Here’s what the Irish learned in Notre Dame’s first football visit to the Virginia Tech campus:

  1. Okay, so he’s human. Events from the previous two Saturdays might had suggested Ian Book might never make an error–after he produced nine touchdowns versus Wake Forest and Stanford combined without a turnover. That wasn’t the case at Virginia Tech. He threw one interception, was sacked twice and overthrew a few Irish receivers. But Notre Dame still won big, and Book completed 25 of his 35 throws for 271 yards and a pair of TDs. In Book’s three starts the Irish have averaged 46 points per game and won those three games by an average of 24 points. He now ranks 13th nationally in passing efficiency. 
  2. Maybe not an accident. Remember the Notre Dame Citrus Bowl win over LSU when Ian Book and Miles Boykin hooked up for the winning TD pass? At the time, when both were reserves, they seemed like an unlikely pairing. Now, not so much. Boykin has caught 19 combined passes the last two weekends. No Irish player has done better than that since Michael Floyd in 2011 began the season with 25 (12 versus USF and then 13 at Michigan). It’s obvious the Irish are finding matchups they like and taking advantage of them in a big way.
  3. Numbers sometimes mean nothing. Saturday in Blacksburg was another example of a football game where the final stats were not indicative of the result. Virginia Tech outgained Notre Dame (by three yards). The Hokies ran 18 more plays then the Irish did. Virginia Tech had six more first downs than Notre Dame did and its quarterback threw for 309 yards. Yet the Irish won going away because they scored 28 second-half points while gaining 278 yards—with Book hitting on 10 of his 12 throws after the break. The Hokies ran for only 56 yards (16 attempts) in the second half. 

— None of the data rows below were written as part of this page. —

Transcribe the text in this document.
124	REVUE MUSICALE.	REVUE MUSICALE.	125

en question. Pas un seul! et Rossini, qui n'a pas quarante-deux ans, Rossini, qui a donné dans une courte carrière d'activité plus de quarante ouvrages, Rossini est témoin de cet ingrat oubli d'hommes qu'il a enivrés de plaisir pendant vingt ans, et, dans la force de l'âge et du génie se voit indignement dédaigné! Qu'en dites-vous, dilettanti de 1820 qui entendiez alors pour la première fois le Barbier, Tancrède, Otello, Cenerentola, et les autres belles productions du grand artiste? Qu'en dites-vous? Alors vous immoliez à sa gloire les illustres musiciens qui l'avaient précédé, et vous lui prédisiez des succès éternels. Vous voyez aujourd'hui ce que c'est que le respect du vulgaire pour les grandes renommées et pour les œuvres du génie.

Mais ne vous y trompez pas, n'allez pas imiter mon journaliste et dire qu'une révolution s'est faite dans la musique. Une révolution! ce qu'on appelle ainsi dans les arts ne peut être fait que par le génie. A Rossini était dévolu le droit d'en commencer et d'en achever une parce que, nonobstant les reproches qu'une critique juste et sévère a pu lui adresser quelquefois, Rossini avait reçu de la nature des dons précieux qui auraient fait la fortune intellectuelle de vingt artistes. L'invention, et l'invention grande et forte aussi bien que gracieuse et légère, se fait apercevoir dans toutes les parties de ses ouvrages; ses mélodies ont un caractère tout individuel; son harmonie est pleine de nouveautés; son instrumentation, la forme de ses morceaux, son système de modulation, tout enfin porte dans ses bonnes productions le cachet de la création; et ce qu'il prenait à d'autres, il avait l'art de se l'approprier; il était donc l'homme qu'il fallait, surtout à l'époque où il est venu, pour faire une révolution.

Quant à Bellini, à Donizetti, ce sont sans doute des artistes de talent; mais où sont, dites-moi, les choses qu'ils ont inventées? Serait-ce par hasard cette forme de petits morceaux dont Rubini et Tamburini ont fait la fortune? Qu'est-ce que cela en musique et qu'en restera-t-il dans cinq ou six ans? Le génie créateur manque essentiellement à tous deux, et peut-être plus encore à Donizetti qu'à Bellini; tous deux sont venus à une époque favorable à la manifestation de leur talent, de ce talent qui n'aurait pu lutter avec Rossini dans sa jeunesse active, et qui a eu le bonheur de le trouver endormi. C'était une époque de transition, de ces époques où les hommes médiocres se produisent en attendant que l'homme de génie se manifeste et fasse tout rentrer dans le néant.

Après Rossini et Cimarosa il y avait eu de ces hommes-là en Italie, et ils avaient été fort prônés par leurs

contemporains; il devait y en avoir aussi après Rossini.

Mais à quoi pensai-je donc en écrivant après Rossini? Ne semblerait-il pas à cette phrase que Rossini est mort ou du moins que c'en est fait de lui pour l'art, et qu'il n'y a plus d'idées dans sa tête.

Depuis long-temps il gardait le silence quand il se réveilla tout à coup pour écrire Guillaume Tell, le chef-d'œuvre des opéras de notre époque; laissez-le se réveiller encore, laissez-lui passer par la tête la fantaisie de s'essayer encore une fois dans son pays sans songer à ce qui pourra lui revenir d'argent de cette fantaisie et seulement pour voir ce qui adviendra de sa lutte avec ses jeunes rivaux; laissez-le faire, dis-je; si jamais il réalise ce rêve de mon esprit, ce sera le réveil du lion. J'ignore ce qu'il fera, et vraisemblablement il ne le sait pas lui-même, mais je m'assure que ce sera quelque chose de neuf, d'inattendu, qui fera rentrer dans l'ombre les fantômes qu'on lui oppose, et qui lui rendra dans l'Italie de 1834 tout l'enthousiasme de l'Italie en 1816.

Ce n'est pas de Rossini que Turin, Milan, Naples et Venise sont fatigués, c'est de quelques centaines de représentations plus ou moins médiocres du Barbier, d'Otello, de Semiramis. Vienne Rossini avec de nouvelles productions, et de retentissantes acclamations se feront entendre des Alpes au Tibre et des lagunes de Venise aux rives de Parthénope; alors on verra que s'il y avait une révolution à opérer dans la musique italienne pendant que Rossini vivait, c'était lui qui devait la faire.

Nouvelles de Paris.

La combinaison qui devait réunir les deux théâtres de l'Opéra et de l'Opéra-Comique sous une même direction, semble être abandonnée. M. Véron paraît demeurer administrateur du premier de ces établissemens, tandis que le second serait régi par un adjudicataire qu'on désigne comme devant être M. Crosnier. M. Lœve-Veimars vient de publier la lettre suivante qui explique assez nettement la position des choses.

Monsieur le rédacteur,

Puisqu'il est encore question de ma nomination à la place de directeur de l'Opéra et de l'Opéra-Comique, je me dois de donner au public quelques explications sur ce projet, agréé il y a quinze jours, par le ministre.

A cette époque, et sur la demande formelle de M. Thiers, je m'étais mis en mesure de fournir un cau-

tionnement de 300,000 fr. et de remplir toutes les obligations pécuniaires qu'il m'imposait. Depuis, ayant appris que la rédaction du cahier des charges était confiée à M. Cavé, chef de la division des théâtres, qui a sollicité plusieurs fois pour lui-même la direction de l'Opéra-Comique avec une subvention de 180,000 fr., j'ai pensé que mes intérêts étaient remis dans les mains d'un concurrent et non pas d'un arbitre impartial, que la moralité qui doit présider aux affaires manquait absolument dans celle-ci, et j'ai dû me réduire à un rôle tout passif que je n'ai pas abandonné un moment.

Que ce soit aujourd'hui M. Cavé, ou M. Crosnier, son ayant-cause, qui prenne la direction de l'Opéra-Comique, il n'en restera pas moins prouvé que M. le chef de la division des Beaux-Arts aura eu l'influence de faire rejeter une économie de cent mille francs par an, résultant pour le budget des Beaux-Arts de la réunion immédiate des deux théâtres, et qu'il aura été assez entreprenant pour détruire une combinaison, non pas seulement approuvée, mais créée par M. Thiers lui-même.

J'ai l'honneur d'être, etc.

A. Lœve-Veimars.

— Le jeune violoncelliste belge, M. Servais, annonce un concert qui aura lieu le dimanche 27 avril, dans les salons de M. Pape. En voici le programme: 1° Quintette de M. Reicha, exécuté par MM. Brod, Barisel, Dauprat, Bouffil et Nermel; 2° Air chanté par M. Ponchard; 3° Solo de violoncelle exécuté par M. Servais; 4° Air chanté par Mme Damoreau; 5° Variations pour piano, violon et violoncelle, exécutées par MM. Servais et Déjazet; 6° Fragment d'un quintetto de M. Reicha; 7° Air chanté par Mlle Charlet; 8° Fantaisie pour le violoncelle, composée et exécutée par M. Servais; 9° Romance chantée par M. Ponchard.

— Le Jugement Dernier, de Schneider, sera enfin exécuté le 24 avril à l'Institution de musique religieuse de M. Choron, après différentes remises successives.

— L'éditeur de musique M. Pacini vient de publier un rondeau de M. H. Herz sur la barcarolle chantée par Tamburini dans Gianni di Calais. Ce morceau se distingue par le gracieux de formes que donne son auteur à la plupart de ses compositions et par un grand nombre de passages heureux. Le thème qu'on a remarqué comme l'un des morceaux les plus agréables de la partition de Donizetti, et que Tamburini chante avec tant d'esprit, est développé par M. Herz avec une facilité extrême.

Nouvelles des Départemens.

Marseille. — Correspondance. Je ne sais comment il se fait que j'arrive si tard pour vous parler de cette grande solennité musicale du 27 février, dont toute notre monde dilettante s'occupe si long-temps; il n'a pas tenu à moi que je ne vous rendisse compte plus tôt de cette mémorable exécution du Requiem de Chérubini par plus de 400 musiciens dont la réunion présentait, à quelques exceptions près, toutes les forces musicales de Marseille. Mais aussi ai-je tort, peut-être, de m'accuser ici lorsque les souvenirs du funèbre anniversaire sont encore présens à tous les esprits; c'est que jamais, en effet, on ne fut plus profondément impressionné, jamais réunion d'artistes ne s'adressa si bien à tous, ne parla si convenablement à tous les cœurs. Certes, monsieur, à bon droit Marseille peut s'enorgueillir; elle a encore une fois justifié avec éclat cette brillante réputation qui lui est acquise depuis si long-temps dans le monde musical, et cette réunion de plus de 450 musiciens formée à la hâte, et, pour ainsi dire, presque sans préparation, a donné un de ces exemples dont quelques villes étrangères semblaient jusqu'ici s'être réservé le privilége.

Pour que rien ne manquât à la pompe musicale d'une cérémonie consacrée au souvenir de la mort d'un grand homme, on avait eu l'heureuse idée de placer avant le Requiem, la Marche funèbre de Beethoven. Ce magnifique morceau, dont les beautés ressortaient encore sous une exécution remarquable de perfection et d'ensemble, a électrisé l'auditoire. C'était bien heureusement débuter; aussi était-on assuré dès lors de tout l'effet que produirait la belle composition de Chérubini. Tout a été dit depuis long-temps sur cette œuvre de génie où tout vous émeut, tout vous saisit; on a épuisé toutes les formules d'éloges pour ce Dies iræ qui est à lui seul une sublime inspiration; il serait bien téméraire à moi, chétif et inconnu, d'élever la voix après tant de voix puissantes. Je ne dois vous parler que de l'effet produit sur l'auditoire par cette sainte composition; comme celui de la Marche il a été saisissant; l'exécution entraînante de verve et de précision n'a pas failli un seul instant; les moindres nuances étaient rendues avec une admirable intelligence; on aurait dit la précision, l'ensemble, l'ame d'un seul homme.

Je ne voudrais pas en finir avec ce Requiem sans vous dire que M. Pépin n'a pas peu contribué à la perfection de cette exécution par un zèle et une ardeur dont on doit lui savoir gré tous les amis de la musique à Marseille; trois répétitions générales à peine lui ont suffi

  4. Sudden change. Dexter Williams has played in two football games for Notre Dame—and he changed both in dramatic fashion. Saturday in Blacksburg his 97-yard run with the Irish backed up near their own goal line flipped the field and jumpstarted Notre Dame’s second half. Williams now is averaging 169.5 rushing yards per game. The NCAA leader is Jonathan Taylor of Wisconsin at 169.8. Because Williams missed the first four Irish games and because the NCAA says a player must play in 75 percent of his team’s game to qualify to be ranked in statistical categories, Williams does not and will not appear in the national rankings. But don’t think he won’t play a major role the rest of the way in how the Notre Dame ground game shows.
  5. The Irish are finishing. Irish coach Brian Kelly worried in mid-September that his Notre Dame team was not playing at the level it needed after halftime. The last three games that script has changed. Against Wake Forest, Stanford and Virginia Tech, Notre Dame has averaged 235 total yards and 24.3 points after intermission while holding its opponents to 8.0 points in the third and fourth periods combined.

 
John Heisler, senior associate athletics director at the University of Notre Dame, has been part of the Fighting Irish athletics communications team since 1978. A South Bend, Indiana, native, he is a graduate of the University of Missouri School of Journalism and a member of the College Sports Information Directors of America Hall of Fame. He is editor of the award-winning “Strong of Heart” series.